Once a workflow works, save it: press s in the workflow menu. Saved workflows go to ~/.claude/workflows. From there you have two paths:
- Keep it local - reuse it across your own projects.
- Ship it as a Skill - bundle the JavaScript file inside a Skill folder, reference it in SKILL.md, and anyone who installs the Skill runs the same workflow.
One practical nuance worth knowing: when you package a workflow into a Skill, prompt Claude to treat the workflow as a template, not a script to run verbatim.
That leaves room for Claude to adapt the workflow shape to the specific task at hand while keeping the overall structure intact.

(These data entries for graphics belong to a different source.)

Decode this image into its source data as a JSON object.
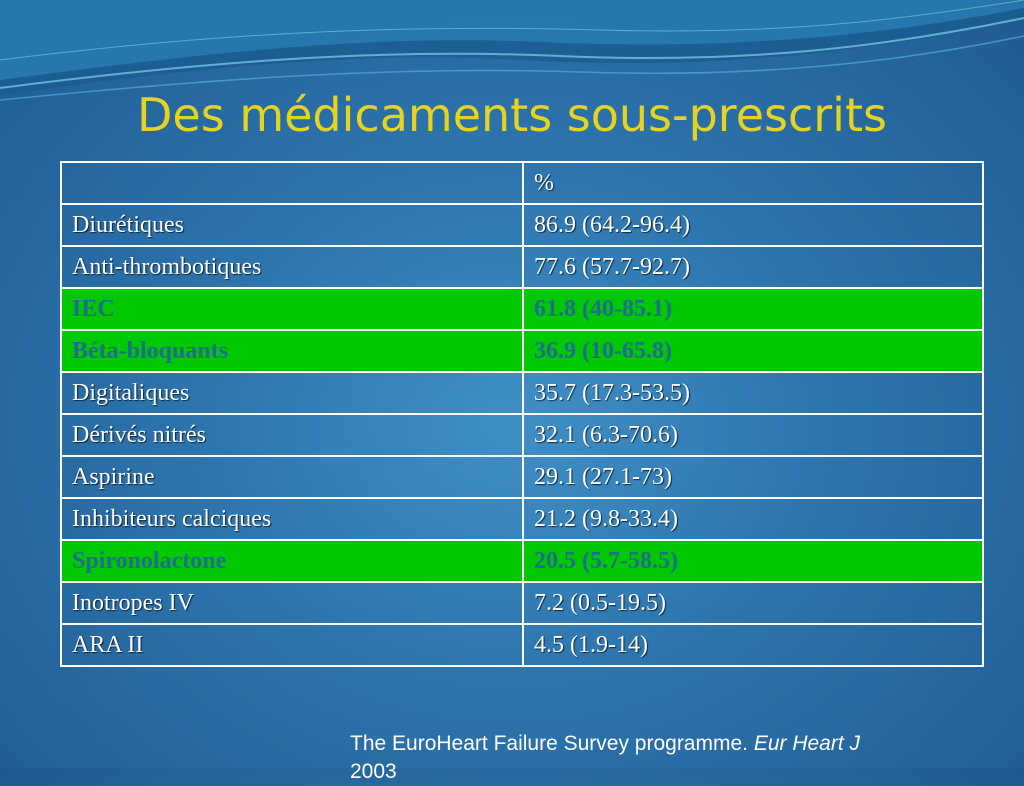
{
  "slide": {
    "title": "Des médicaments sous-prescrits"
  },
  "table": {
    "header": {
      "name": "",
      "value": "%"
    },
    "rows": [
      {
        "name": "Diurétiques",
        "value": "86.9 (64.2-96.4)",
        "highlight": false
      },
      {
        "name": "Anti-thrombotiques",
        "value": "77.6 (57.7-92.7)",
        "highlight": false
      },
      {
        "name": "IEC",
        "value": "61.8 (40-85.1)",
        "highlight": true
      },
      {
        "name": "Béta-bloquants",
        "value": "36.9 (10-65.8)",
        "highlight": true
      },
      {
        "name": "Digitaliques",
        "value": "35.7 (17.3-53.5)",
        "highlight": false
      },
      {
        "name": "Dérivés nitrés",
        "value": "32.1 (6.3-70.6)",
        "highlight": false
      },
      {
        "name": "Aspirine",
        "value": "29.1 (27.1-73)",
        "highlight": false
      },
      {
        "name": "Inhibiteurs calciques",
        "value": "21.2 (9.8-33.4)",
        "highlight": false
      },
      {
        "name": "Spironolactone",
        "value": "20.5 (5.7-58.5)",
        "highlight": true
      },
      {
        "name": "Inotropes IV",
        "value": "7.2 (0.5-19.5)",
        "highlight": false
      },
      {
        "name": "ARA II",
        "value": "4.5 (1.9-14)",
        "highlight": false
      }
    ],
    "highlight_color": "#00c800"
  },
  "citation": {
    "text": "The EuroHeart Failure Survey programme. ",
    "journal": "Eur Heart J",
    "year": "2003"
  }
}
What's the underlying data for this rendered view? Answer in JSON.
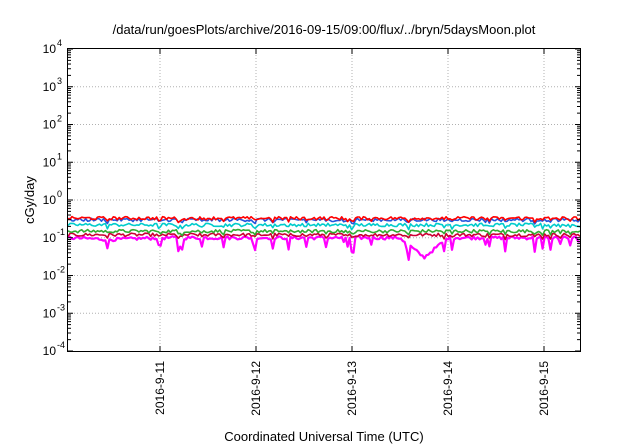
{
  "chart_data": {
    "type": "line",
    "title": "/data/run/goesPlots/archive/2016-09-15/09:00/flux/../bryn/5daysMoon.plot",
    "xlabel": "Coordinated Universal Time (UTC)",
    "ylabel": "cGy/day",
    "y_scale": "log",
    "ylim": [
      0.0001,
      10000
    ],
    "y_ticks": [
      {
        "base": "10",
        "exp": "-4",
        "value": 0.0001
      },
      {
        "base": "10",
        "exp": "-3",
        "value": 0.001
      },
      {
        "base": "10",
        "exp": "-2",
        "value": 0.01
      },
      {
        "base": "10",
        "exp": "-1",
        "value": 0.1
      },
      {
        "base": "10",
        "exp": "0",
        "value": 1
      },
      {
        "base": "10",
        "exp": "1",
        "value": 10
      },
      {
        "base": "10",
        "exp": "2",
        "value": 100
      },
      {
        "base": "10",
        "exp": "3",
        "value": 1000
      },
      {
        "base": "10",
        "exp": "4",
        "value": 10000
      }
    ],
    "xlim": [
      "2016-09-10 01:00",
      "2016-09-15 09:00"
    ],
    "x_ticks": [
      "2016-9-11",
      "2016-9-12",
      "2016-9-13",
      "2016-9-14",
      "2016-9-15"
    ],
    "grid": true,
    "series": [
      {
        "color": "#ff00ff",
        "x": [
          "2016-09-10 01:00",
          "2016-09-10 12:00",
          "2016-09-11 00:00",
          "2016-09-11 12:00",
          "2016-09-12 00:00",
          "2016-09-12 12:00",
          "2016-09-13 00:00",
          "2016-09-13 12:00",
          "2016-09-13 18:00",
          "2016-09-14 00:00",
          "2016-09-14 12:00",
          "2016-09-15 00:00",
          "2016-09-15 09:00"
        ],
        "y": [
          0.1,
          0.09,
          0.1,
          0.1,
          0.1,
          0.1,
          0.1,
          0.1,
          0.03,
          0.1,
          0.1,
          0.1,
          0.1
        ]
      },
      {
        "color": "#cc0033",
        "x": [
          "2016-09-10 01:00",
          "2016-09-11 00:00",
          "2016-09-12 00:00",
          "2016-09-13 00:00",
          "2016-09-14 00:00",
          "2016-09-15 00:00",
          "2016-09-15 09:00"
        ],
        "y": [
          0.12,
          0.12,
          0.12,
          0.12,
          0.12,
          0.12,
          0.12
        ]
      },
      {
        "color": "#33aa33",
        "x": [
          "2016-09-10 01:00",
          "2016-09-11 00:00",
          "2016-09-12 00:00",
          "2016-09-13 00:00",
          "2016-09-14 00:00",
          "2016-09-15 00:00",
          "2016-09-15 09:00"
        ],
        "y": [
          0.15,
          0.15,
          0.15,
          0.15,
          0.15,
          0.15,
          0.15
        ]
      },
      {
        "color": "#00cccc",
        "x": [
          "2016-09-10 01:00",
          "2016-09-11 00:00",
          "2016-09-12 00:00",
          "2016-09-13 00:00",
          "2016-09-14 00:00",
          "2016-09-15 00:00",
          "2016-09-15 09:00"
        ],
        "y": [
          0.22,
          0.22,
          0.22,
          0.22,
          0.22,
          0.22,
          0.22
        ]
      },
      {
        "color": "#2255dd",
        "x": [
          "2016-09-10 01:00",
          "2016-09-11 00:00",
          "2016-09-12 00:00",
          "2016-09-13 00:00",
          "2016-09-14 00:00",
          "2016-09-15 00:00",
          "2016-09-15 09:00"
        ],
        "y": [
          0.3,
          0.3,
          0.3,
          0.3,
          0.3,
          0.3,
          0.3
        ]
      },
      {
        "color": "#ff0000",
        "x": [
          "2016-09-10 01:00",
          "2016-09-11 00:00",
          "2016-09-12 00:00",
          "2016-09-13 00:00",
          "2016-09-14 00:00",
          "2016-09-15 00:00",
          "2016-09-15 09:00"
        ],
        "y": [
          0.33,
          0.33,
          0.33,
          0.33,
          0.33,
          0.33,
          0.33
        ]
      }
    ]
  }
}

Especially useful for workflows like “deep verification” or “triage” that need to flex per use case.
The mistakes that waste tokens on workflows
- Reaching for a workflow when a regular Claude Code session would do. Most traditional coding tasks don’t need a panel of 5 reviewers.
- No token budget. Ambitious workflows balloon to 5–10× what you expected without an explicit cap.
- One agent doing both the work and the verification. Self-preferential bias makes the verifier favor the worker. They must be separate.
- Treating parallel() and pipeline() as interchangeable. The barrier matters - parallel waits for all, pipeline streams.
- Skipping /goal on loop patterns. The workflow stops early at the first soft completion point. /goal forces hard completion.
- Letting untrusted content reach the actor. Quarantine isn’t optional once you process anything user-submitted.
- Sorting with absolute scores. Comparative judgment is more reliable. Use a tournament.
- Never saving working workflows. Re-prompting the same shape every week. Save with s, ship as a Skill.